Sebastian Prödl hat am Samstag sein erstes Tor in der deutschen Fußball-Bundesliga erzielt. Der Steirer, der in der Vorsaison schon im UEFA-Cup seine Visitenkarte abgegeben hatte, schoss den 2:1-Siegestreffer von Werder Bremen auswärts gegen den FSV Mainz 05, wodurch die Norddeutschen bis auf einen Punkt auf den Europa-League-Platz fünf herankamen. Auf der Gegenseite wurde Andreas Ivanschitz in der 34. Minute aus taktischen Gründen ausgewechselt, weil seine Mannschaft nach Rot für Heller ab der 14. Minute nummerisch geschwächt war.

Fehler ausgebügelt
Prödl war in der 27. Minute für den enttäuschenden Abdennour eingetauscht worden und bejubelte zunächst in der 32. Minute die Führung für Werder durch Hunt. Allerdings hatte der nicht für das ÖFB-Team nominierte Verteidiger, der rechts in der Viererkette agierte, eine Mitschuld am 1:1 durch Bance kurz vor der Pause, das von einem Fehlpass des 22-Jährigen eingeleitet wurde. In der 50. Minute folgte dann der große Auftritt von Prödl, als er Fathi im Strafraum aussteigen ließ und mit links genau ins Kreuzeck traf.

Punkte für Ibertsberger, Fuchs
Ein Erfolgserlebnis gab es auch für Andreas Ibertsberger, der auswärts gegen Schlusslicht Hertha BSC 2:0 siegte. Christian Fuchs erreichte mit dem VfL Bochum daheim gegen den Tabellen-16. Nürnberg ein 0:0, die Bochumer wahrten damit ihren Neun-Punkte-Polster auf den Relegationsplatz.

Korkmaz bei Niederlage eingewechselt
Ümit Korkmaz, der vor vier Wochen einen doppelten Jochbeinbruch erlitten hatte, wurde mit Gesichtsmaske bei der 1:2-Auswärtsniederlage seines Clubs Eintracht Frankfurt gegen den VfB Stuttgart in der 56. Minute eingewechselt. Matchwinner für die Schwaben war einmal mehr Cacau, der im Doppelpack traf und damit binnen einer Woche sieben Treffer erzielte.

Leverkusen nur remis
Bayer Leverkusen hat trotz einer Nullnummer den historischen Bundesligarekord perfekt gemacht. Mit dem 0:0 gegen den 1. FC Köln verlängerte die Fußball-Werkself ihre beeindruckende Serie auf 24 Spiele ohne Niederlage. Bayer-Trainer Jupp Heynckes war mit dem jetzigen Leverkusener Titel-Rivalen Bayern München in der Saison 1988/1989 vom Start weg 23 Mal ungeschlagen geblieben.

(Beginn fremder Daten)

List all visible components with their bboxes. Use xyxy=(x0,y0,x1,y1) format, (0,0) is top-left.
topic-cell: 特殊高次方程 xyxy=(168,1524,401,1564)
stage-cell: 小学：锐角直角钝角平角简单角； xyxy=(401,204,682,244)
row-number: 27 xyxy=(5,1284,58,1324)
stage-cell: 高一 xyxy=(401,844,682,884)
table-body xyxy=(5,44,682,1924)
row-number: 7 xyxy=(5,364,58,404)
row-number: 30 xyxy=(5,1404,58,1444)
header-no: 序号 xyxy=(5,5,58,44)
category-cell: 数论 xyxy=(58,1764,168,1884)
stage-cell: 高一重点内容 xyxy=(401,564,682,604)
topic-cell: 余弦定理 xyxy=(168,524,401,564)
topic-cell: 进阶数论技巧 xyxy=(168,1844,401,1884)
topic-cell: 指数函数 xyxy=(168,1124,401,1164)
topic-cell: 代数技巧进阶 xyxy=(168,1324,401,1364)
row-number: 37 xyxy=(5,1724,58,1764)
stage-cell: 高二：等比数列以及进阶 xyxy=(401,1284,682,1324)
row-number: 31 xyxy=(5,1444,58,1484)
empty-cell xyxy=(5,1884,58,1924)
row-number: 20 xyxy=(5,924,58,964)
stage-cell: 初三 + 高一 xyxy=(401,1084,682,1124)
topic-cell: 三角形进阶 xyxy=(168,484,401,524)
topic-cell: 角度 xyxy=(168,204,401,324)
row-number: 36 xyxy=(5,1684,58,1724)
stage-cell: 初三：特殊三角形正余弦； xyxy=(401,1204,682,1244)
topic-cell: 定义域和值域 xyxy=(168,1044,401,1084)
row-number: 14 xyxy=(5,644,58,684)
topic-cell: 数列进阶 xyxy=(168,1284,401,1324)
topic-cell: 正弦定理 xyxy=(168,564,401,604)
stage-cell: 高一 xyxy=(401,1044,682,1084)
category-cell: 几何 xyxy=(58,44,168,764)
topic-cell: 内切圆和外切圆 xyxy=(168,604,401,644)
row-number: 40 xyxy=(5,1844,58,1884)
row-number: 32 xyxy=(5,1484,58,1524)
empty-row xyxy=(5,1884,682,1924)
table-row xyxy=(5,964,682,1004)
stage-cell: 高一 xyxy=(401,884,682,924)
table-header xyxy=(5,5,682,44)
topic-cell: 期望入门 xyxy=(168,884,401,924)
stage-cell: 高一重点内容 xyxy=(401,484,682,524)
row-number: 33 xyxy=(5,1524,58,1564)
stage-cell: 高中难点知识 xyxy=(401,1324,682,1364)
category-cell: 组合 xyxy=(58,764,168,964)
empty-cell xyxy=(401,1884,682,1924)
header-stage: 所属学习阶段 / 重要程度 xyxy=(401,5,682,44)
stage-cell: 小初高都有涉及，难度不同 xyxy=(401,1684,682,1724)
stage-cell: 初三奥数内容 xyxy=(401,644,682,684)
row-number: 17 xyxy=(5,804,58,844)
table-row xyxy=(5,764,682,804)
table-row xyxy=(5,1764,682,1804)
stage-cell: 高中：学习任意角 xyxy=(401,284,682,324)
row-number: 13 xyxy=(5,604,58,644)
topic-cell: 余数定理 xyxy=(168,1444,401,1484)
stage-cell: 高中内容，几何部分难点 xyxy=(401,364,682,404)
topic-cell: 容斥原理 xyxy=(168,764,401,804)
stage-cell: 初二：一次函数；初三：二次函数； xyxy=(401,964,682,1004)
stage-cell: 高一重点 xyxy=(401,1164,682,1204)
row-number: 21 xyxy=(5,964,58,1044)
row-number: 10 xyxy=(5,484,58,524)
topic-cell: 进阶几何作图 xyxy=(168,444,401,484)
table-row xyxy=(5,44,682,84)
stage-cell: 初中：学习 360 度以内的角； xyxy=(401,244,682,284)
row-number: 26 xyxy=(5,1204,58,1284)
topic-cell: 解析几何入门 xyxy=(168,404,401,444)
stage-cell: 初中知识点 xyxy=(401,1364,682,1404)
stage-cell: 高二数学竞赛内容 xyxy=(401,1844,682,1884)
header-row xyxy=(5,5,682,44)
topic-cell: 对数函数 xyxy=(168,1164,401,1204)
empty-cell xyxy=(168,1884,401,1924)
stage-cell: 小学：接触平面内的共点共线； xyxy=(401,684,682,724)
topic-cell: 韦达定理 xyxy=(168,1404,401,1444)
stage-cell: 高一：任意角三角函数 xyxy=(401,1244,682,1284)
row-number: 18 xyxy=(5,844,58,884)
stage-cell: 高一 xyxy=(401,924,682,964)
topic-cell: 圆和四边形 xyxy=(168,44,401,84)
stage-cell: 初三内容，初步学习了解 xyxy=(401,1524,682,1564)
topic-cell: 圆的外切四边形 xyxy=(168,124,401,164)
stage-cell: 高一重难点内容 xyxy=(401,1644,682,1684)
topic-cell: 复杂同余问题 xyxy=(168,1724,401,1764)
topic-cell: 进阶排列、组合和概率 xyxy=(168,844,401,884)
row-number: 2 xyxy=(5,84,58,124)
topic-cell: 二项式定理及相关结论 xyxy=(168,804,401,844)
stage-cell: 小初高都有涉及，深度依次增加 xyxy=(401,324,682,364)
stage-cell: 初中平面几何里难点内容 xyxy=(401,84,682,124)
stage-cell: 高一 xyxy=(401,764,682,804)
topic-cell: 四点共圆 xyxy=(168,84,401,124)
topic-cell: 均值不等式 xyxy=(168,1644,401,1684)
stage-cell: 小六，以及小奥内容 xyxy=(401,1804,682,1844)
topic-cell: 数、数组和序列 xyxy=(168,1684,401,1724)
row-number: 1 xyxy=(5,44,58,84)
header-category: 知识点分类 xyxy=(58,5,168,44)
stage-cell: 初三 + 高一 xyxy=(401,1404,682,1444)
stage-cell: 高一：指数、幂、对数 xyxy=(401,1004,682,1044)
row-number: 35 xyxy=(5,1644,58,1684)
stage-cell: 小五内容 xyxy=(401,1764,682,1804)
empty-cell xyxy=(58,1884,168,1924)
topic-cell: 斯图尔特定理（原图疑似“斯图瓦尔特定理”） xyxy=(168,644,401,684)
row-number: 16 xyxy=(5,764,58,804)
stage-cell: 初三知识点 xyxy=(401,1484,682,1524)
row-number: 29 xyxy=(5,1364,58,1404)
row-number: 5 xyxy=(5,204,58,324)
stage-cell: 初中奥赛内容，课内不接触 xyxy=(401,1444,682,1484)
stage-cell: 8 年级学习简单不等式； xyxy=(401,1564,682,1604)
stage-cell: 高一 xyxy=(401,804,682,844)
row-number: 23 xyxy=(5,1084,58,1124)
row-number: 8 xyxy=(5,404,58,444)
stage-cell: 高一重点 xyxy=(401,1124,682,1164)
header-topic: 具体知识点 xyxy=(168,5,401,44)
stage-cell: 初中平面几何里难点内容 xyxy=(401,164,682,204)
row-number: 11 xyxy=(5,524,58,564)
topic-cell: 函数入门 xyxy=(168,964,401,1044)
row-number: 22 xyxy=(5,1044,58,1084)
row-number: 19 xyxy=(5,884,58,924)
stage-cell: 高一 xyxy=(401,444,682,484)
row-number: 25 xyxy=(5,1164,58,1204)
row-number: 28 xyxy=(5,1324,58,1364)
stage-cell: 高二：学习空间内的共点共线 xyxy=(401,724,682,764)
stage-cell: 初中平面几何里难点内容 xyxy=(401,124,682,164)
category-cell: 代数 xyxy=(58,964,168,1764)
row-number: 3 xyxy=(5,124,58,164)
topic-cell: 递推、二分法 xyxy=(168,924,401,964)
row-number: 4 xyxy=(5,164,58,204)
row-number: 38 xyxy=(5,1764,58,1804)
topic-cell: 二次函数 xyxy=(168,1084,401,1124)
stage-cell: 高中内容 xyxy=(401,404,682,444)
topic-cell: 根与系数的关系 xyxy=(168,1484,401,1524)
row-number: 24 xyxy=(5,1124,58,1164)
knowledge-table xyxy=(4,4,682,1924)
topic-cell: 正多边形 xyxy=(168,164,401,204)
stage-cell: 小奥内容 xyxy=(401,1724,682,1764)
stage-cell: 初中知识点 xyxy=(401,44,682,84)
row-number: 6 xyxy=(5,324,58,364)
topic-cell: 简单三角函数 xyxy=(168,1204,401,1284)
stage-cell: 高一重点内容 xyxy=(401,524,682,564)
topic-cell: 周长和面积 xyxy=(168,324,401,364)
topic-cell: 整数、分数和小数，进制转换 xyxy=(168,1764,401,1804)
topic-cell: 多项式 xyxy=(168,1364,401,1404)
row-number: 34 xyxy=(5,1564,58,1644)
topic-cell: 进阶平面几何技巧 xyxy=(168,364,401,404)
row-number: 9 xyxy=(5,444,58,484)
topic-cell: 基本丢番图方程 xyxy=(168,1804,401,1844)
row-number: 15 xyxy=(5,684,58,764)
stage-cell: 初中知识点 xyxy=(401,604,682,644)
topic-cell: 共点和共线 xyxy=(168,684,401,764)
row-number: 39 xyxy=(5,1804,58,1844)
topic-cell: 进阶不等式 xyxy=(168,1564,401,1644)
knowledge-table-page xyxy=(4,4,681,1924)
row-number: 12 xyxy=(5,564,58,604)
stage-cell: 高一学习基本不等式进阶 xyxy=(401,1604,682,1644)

Vor über 30.000 Zuschauern in der ausverkauften BayArena verpassten die Leverkusener am Samstagabend allerdings im 50. Erstliga-Duell der rheinischen Rivalen den siebenten Bundesliga-Heimsieg in Folge. Mit einem Erfolg gegen den HSV kann der FC Bayern München Bayer am Sonntag an der Spitze ablösen. "Wir sind schon sehr enttäuscht", sagte Leverkusens Stürmer Stefan Kießling. "Wenn die mit Mann und Maus hinten stehen, ist es schwierig, durchzukommen."